There isn't one because you can't do it in the general case - what if you have a lazy infinite generator? For example:

def fib():
    a, b = 0, 1
    while True:
        a, b = b, a + b
        yield a

This never terminates but will generate the Fibonacci numbers. You can get as many Fibanacci numbers as you want by calling next().

If you really need to know the number of items there are, then you can't iterate through them linearly one time anyways, so just use a different data structure such as a regular list.

Answer 2

Duplicate question, even with almost the same example code:

Is there any built-in way to get the length of an iterable in Python?

Answer 3

You can use enumerate() to loop through the generated data stream, then return the last number -- the number of items.
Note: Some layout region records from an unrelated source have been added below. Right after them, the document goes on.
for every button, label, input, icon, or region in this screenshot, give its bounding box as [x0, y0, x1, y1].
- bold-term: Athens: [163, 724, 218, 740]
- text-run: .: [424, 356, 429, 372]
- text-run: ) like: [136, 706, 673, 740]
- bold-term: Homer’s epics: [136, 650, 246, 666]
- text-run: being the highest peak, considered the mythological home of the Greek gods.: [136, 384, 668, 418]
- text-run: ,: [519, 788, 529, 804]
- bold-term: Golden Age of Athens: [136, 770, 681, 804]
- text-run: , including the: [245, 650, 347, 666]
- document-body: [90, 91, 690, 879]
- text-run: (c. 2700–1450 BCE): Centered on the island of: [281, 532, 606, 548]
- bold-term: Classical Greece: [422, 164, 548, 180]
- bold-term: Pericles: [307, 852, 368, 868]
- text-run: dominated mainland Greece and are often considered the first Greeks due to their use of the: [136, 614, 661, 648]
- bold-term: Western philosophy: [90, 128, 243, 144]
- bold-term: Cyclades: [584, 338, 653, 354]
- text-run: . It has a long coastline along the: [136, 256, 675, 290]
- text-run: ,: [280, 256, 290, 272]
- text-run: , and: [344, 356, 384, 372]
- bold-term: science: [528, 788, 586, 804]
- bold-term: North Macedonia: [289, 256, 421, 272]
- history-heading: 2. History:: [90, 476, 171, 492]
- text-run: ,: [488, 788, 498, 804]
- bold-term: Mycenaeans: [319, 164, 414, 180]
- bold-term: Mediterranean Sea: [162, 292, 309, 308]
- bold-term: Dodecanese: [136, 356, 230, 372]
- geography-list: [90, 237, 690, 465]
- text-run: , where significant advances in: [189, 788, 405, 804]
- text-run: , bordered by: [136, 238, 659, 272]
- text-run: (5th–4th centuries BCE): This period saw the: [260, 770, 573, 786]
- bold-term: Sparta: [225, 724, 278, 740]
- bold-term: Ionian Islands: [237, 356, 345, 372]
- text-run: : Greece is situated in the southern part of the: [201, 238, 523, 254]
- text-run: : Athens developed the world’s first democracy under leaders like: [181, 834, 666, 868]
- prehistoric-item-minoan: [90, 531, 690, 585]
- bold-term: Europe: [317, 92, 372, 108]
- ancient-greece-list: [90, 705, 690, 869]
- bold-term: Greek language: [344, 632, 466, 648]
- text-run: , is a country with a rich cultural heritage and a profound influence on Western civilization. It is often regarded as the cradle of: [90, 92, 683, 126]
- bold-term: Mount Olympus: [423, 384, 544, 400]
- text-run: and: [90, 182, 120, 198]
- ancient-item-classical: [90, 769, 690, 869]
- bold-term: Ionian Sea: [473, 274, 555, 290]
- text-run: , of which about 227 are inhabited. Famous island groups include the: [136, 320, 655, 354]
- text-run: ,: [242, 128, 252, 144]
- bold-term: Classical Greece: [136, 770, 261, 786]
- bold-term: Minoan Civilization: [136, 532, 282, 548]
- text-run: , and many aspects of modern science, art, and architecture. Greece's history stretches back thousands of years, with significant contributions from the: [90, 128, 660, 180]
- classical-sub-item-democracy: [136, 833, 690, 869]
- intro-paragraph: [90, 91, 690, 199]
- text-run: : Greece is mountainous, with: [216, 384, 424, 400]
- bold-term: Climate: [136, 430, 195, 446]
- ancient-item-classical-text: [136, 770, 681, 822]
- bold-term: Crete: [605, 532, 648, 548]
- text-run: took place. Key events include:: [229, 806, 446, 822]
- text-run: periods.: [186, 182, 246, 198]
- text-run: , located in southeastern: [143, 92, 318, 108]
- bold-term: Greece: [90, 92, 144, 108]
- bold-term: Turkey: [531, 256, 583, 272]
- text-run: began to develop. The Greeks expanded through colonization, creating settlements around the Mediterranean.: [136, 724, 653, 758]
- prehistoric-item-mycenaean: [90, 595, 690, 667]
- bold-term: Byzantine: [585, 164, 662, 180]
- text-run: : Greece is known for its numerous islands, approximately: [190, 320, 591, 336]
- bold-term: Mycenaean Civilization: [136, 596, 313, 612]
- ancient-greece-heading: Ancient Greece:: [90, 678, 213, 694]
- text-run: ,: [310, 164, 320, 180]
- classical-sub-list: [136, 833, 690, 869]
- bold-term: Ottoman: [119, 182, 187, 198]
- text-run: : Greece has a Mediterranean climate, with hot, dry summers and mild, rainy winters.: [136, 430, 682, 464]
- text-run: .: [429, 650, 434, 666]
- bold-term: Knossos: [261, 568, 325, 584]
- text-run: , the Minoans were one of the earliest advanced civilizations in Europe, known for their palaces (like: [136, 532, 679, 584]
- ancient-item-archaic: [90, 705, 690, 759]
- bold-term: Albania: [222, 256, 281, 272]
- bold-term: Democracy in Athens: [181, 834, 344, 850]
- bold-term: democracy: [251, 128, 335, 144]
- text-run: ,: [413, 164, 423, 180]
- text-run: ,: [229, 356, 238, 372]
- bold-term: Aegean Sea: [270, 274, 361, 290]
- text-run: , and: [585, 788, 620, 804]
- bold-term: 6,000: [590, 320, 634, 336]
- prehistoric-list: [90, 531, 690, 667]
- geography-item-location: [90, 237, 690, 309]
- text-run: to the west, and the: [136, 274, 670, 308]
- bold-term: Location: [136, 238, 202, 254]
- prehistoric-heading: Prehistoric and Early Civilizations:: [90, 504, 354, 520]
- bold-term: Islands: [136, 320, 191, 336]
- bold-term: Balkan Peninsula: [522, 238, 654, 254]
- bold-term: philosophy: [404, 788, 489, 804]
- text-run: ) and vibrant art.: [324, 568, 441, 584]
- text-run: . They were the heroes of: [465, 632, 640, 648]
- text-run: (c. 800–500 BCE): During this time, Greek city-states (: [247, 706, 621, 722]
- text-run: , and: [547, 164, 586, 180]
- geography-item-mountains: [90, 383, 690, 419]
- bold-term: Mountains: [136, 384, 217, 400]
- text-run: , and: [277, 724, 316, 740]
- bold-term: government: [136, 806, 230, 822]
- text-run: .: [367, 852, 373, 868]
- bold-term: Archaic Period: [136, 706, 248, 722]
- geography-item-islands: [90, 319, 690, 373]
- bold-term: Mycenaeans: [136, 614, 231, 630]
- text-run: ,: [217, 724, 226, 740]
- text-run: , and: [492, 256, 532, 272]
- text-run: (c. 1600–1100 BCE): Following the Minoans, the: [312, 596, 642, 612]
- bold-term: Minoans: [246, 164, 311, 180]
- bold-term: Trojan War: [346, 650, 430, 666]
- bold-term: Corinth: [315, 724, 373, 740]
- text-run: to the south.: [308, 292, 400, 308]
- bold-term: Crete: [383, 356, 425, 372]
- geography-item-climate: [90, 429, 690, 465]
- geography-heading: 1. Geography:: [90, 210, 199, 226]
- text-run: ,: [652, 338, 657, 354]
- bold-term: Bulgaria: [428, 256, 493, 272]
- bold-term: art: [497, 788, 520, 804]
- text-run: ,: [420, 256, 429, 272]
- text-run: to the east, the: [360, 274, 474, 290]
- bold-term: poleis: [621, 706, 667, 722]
I tried to use itertools.count() with itertools.izip() but no luck. This is the best/shortest answer I've come up with:

#!/usr/bin/python

import itertools

def func():
    for i in 'yummy beer':
        yield i

def icount(ifunc):
    for size,_ in enumerate(ifunc()):
        pass
    return size+1

print list(func())
print 'icount',icount(func)

# ['y', 'u', 'm', 'm', 'y', ' ', 'b', 'e', 'e', 'r']
# icount 10

Kamil Kisiel's solution is way better:

def count_iterable(i):
    return sum(1 for e in i)